BELLUNO. In questi due mesi il soccorso alpino Veneto ha salvato 283 persone, con 16 vittime e 50 feriti gravi, tuttavia in 130 interventi non erano coinvolte persone ferite (circa il 46% dei casi). A riferirlo il presidente della Regione Veneto, Luca Zaia, che sottolinea: “Questo dato mi colpisce perché significa che 130 persone illese hanno chiamato i soccorritori”.
Questa per Zaia rappresenta “una chiara indicazione che non sempre le attività in montagna vengono pianificate con la dovuta attenzione e prudenza”. D’altra parte la montagna, anche d’estate, rappresenta uno degli ambienti naturali più frequentati, sulle Alpi arrivano ogni anno moltissime persone ma non tutte sono preparate.
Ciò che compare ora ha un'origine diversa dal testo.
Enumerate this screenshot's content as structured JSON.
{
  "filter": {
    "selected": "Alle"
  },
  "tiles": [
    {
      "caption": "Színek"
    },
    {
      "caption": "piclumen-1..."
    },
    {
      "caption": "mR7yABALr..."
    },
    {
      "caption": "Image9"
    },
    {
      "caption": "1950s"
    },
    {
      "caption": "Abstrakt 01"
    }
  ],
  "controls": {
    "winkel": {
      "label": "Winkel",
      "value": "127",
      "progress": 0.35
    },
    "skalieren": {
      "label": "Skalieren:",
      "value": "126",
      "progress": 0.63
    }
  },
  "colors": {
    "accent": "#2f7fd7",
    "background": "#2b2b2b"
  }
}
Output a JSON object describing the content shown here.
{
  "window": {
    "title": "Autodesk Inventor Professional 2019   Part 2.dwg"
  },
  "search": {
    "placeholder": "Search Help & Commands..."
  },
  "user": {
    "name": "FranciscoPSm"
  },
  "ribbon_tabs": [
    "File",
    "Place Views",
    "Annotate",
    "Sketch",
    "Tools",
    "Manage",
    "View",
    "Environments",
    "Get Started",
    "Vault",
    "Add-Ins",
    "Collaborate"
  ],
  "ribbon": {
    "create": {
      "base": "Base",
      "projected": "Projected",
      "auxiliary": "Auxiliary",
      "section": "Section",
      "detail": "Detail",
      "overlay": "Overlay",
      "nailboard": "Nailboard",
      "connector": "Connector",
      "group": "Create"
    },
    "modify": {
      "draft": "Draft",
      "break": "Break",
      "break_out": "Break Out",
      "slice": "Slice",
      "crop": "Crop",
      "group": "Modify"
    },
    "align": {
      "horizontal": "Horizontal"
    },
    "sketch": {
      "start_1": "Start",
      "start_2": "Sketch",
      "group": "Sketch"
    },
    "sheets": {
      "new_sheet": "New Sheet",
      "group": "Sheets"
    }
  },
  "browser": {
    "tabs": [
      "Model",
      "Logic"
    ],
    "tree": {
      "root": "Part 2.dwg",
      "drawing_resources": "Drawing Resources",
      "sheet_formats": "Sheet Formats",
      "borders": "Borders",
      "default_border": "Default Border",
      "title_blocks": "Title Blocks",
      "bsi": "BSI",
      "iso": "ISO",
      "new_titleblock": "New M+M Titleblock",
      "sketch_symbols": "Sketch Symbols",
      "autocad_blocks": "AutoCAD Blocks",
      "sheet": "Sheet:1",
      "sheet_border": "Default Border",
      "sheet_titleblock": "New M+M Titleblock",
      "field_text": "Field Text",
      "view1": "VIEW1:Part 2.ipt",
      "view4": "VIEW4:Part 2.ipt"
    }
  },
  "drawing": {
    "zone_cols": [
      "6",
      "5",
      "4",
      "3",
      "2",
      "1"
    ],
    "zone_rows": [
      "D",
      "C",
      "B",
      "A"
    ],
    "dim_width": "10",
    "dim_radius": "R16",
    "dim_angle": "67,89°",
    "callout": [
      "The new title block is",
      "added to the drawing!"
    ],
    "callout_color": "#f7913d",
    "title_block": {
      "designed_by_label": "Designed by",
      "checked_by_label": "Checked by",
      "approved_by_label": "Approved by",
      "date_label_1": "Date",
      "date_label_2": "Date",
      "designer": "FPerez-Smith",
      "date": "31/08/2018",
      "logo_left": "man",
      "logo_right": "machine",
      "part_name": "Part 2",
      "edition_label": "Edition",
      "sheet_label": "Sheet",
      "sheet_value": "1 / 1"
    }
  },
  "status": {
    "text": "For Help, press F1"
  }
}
“Per frequentare la montagna in sicurezza – prosegue il presidente del Veneto – occorre imparare a conoscerla, rispettarla, trattarla per quel che è: un paradiso naturale, ma anche un rischio per chi le si avvicina senza prudenza”.
Da qui l’appello alla prudenza lanciato da Zaia: “Affinché la vacanza possa trascorrere in totale serenità, perché ne va anche dell’incolumità propria e dei soccorritori”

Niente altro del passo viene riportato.